Matt Daniels

Minnesota Vikings
- Title: Special teams coordinator

Personal information
- Born: September 27, 1989 (age 36) Tucson, Arizona, U.S.
- Listed height: 6 ft 0 in (1.83 m)
- Listed weight: 212 lb (96 kg)

Career information
- Position: Safety (No. 37, 30)
- High school: Fayette County (Fayetteville, Georgia)
- College: Duke (2008–2011)
- NFL draft: 2012: undrafted

Career history

Playing
- St. Louis Rams (2012−2013); Jacksonville Jaguars (2014); San Diego Chargers (2015);

Coaching
- Colorado (2017) Graduate assistant; Los Angeles Rams (2018–2019) Assistant special teams coach; Dallas Cowboys (2020−2021) Assistant special teams coach; Minnesota Vikings (2022–present) Special teams coordinator;

Awards and highlights
- Second-team All-American (2011);

Career NFL statistics
- Total tackles: 1
- Fumble recoveries: 1
- Stats at Pro Football Reference

= Matt Daniels =

American football player and coach (born 1989)

Matthew Wayne Daniels Jr. (born September 27, 1989) is an American professional football coach and former player who is the special teams coordinator for the Minnesota Vikings of the National Football League (NFL). He played in the NFL as a safety.

Daniels played college football for the Duke Blue Devils. He was signed by the St. Louis Rams as an undrafted free agent in 2012.

==College career==
Daniels played college football for the Duke University Blue Devils. In 2008, as a true freshman, he played in 10 games with one start and finished the year with 22 tackles, one INT and one fumble recovery. In 2009 the sophomore safety was an Academic All-ACC selection and started all 12 games and finished third on the team and 18th in the ACC with 83 tackles and added 3.0 tackles for loss, 0.5 quarterback sacks, six pass breakups and three caused fumbles. In 2010, his junior season, Daniels was again an Academic All-ACC choice and started all 12 games and finished second on the team with 93 total tackles and added 6.0 tackles for loss, seven PBUs, three caused fumbles, two fumble recoveries and one INT. In his senior year, 2011, Daniels was a Second-team All-American and finished with 126 tackles. He graduated Duke as the school's all-time leader in several key defensive categories such as tackles, caused fumbles, and pass breakups.

==Professional career==

Pre-draft measurables
| Height | Weight | 40-yard dash | 10-yard split | 20-yard split | 20-yard shuttle | Three-cone drill | Vertical jump | Broad jump | Bench press |
| 5 ft 11+3⁄4 in (1.82 m) | 212 lb (96 kg) | 4.48 s | 1.50 s | 2.55 s | 4.31 s | 6.90 s | 35.5 in (0.90 m) | 10 ft 4 in (3.15 m) | 15 reps |
All values from Pro Day

===St. Louis Rams===
In 2012, he was signed by the Rams as an undrafted free agent. He was released on August 26, 2014. He was signed to the Rams practice squad on September 1, 2014. He was released on September 3, 2014, to make room for Brad Smelley.

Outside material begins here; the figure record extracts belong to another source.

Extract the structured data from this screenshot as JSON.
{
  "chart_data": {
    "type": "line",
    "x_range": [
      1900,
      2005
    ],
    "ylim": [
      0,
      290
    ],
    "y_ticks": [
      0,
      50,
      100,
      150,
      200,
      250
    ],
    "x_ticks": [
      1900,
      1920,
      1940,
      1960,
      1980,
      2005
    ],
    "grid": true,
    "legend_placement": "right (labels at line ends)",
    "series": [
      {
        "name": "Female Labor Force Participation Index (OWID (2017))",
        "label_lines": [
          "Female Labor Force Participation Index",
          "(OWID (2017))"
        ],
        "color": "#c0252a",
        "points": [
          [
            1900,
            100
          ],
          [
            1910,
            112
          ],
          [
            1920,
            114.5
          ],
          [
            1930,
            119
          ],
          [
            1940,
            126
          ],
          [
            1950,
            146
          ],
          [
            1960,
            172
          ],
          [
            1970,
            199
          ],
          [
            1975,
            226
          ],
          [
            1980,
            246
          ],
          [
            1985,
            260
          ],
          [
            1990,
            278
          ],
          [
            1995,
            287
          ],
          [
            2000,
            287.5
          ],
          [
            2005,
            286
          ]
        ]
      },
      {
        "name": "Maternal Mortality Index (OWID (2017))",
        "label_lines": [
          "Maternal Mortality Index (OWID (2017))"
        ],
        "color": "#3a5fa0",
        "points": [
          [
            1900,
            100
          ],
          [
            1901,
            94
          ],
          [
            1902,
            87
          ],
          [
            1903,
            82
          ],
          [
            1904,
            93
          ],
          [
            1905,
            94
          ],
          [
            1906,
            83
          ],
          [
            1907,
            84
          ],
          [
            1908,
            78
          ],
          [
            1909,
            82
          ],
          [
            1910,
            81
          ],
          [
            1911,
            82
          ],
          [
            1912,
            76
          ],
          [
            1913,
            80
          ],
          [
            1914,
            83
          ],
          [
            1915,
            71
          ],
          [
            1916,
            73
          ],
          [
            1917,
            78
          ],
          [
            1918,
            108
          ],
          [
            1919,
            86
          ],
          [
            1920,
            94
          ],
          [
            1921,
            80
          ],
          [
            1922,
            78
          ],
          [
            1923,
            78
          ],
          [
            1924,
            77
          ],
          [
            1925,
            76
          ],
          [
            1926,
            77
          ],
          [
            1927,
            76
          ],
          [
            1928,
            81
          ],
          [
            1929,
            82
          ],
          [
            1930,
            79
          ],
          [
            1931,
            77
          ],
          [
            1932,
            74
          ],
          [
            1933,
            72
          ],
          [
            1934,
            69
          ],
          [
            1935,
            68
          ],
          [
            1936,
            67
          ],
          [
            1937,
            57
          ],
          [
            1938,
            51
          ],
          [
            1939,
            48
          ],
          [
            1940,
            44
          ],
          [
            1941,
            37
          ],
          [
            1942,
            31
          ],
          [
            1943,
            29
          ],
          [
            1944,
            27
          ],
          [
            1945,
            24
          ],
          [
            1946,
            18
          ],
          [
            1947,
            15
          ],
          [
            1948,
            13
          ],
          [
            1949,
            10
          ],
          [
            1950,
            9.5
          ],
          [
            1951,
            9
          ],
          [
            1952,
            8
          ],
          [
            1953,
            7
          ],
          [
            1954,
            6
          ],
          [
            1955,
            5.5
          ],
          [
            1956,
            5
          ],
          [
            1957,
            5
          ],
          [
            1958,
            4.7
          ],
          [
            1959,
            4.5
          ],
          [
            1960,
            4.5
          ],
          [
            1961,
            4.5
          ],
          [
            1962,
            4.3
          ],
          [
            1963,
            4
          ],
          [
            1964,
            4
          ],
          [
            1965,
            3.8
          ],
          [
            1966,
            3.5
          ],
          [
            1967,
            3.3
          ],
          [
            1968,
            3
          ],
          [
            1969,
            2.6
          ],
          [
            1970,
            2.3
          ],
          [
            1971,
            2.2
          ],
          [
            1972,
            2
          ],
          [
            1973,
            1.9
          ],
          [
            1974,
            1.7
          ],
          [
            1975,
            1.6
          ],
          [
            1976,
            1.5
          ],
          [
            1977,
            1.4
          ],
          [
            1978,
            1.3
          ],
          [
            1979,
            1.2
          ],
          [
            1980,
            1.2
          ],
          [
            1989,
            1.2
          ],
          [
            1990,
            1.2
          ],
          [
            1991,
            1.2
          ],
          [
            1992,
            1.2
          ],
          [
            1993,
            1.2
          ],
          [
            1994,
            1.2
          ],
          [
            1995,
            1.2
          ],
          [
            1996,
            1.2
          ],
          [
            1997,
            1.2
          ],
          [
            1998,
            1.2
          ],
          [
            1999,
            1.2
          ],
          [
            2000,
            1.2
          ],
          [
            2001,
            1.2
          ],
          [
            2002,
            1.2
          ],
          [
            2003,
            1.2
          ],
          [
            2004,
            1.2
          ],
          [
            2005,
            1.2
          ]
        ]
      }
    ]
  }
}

===Jacksonville Jaguars===
Daniels was signed to the Jaguars practice squad on October 27, 2014. He was promoted to the active roster on December 17. He was waived with an injury settlement on September 1, 2015.

===San Diego Chargers===
On November 4, 2015, the San Diego Chargers signed Daniels to the practice squad. On December 28, 2015, the San Diego Chargers promoted Daniels to the 53-man roster.

==Coaching career==
In 2017, Daniels was a defensive graduate assistant coach at Colorado. On February 26, 2018, the Los Angeles Rams announced that they had added Daniels to their coaching staff, hiring him as assistant special teams coach. Daniels played with the Rams under current special teams coordinator John Fassel in the recent past.

After the 2019 season, he served as assistant special teams coach for the Dallas Cowboys. After two seasons there, he joined the Minnesota Vikings as the special teams coach in 2022.